Maybe it's just to extend a circuit for an additional outlet or two, or maybe it's an underground feed to a swimming pool you just added? In any case, the point is that now you're at the store looking at the wire, which one is the right wire for you? What size wire do I need? Is color important?
Not only are there different types of wiring, both indoor and outdoor wiring, but also underground wiring and specific types, like heat resistant and corrosion-proof wiring. If that isn't enough to distinguish the differences, there is also copper and aluminum wiring. Each has their own unique wire sizes and ampacity-carrying capabilities.
Although aluminum wiring was used in the past, today's homes use copper wiring. Aluminum wiring often heated up under load causing it to become loose in the connections and sometimes caused electrical fires. Those connections already in homes may work forever untouched and not overloaded, but I would advise an electrical upgrade by replacing the wiring to copper.
Wire coloring makes the wires look pretty, right?

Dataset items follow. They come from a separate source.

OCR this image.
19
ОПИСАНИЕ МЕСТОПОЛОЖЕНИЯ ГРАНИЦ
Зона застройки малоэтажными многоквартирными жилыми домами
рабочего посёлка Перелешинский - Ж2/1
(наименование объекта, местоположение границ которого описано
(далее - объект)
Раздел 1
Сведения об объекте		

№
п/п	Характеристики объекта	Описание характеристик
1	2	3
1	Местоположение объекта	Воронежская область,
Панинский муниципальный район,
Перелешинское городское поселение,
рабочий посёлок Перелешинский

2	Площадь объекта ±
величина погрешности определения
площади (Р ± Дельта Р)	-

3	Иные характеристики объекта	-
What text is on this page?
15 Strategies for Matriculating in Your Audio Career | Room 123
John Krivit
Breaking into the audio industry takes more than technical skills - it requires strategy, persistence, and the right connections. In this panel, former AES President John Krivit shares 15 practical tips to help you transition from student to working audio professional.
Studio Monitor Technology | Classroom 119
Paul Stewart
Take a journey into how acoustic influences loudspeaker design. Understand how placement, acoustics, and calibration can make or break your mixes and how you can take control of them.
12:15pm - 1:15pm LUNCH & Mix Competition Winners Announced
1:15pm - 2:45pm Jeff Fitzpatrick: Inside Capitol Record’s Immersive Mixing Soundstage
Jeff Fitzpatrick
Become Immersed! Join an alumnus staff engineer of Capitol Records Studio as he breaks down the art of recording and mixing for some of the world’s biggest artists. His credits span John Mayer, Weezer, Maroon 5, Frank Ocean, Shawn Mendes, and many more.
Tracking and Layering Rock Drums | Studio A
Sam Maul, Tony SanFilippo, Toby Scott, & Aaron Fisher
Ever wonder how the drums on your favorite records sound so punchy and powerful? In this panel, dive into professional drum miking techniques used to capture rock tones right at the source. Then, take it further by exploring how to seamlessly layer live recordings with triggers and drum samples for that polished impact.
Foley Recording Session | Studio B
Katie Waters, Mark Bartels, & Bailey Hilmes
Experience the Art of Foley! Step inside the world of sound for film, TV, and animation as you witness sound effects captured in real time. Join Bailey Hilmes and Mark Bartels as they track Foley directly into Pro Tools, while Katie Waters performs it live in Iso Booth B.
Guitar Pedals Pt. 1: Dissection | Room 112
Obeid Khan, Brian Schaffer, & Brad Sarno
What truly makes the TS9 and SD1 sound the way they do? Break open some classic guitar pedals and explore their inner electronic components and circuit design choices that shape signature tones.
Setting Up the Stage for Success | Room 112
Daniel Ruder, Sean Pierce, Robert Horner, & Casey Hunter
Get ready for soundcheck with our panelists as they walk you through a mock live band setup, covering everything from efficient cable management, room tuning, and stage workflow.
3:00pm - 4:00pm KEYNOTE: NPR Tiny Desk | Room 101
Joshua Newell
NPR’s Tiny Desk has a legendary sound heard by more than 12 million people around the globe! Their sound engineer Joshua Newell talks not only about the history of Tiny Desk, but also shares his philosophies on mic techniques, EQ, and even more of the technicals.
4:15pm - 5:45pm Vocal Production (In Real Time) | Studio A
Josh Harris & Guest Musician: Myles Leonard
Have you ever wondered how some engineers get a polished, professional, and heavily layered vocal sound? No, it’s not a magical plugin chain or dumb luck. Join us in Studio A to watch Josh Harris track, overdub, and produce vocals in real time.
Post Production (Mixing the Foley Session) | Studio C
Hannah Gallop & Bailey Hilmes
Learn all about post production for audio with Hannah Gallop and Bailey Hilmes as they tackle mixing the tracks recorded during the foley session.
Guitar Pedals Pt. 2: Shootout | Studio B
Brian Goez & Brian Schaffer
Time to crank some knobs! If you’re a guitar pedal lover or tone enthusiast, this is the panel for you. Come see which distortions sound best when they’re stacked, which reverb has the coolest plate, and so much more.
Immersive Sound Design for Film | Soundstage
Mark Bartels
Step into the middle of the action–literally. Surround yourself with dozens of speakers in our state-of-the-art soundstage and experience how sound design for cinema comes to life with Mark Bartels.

Well maybe, bu the real reason for wire colors is to identify them for their intended uses. The green wire is used for grounding, always! In the past, and I've personally seen this while working on an old school project. The "hot" wires, feeding branch circuits, were actually green in color.
I was taken aback! Everything I had been taught about wire colors was now a red flag and caution was the word working on the circuitry.
When dealing with NM wiring, the colors are normally black and white for two conductor wiring and red, black and white for three conductor wiring. In most cases, the black or black and red are used as hot wires for feeds or traveling conductors. The white is usually neutral, but not in all cases. You see, sometimes the third wire, being the white wire, is used as a "hot' or "switch leg" in the circuit.
In these cases, you need to wrap the end of the wire with electrical tape to identify it as such. This will ensure that no one confuses it use and ties it into the neutral wires. Because just looking at wires is hard if not impossible to distinguish between the different sizes and types, wires have something special on its coating to tell us what the wiring really is.
To help you understand the correct choice, manufacturers have labeled the outer coating of the wire with types and gauges of wire. You see, the insulation covering the wire tells the story about the wire itself. Along with different sizes of wire, there are many types of wire used around the home.
Knowing which type of wire to use is just as important as determining the proper gauge, amperage limit, and the maximum wattage load limit of the electrical wire you choose.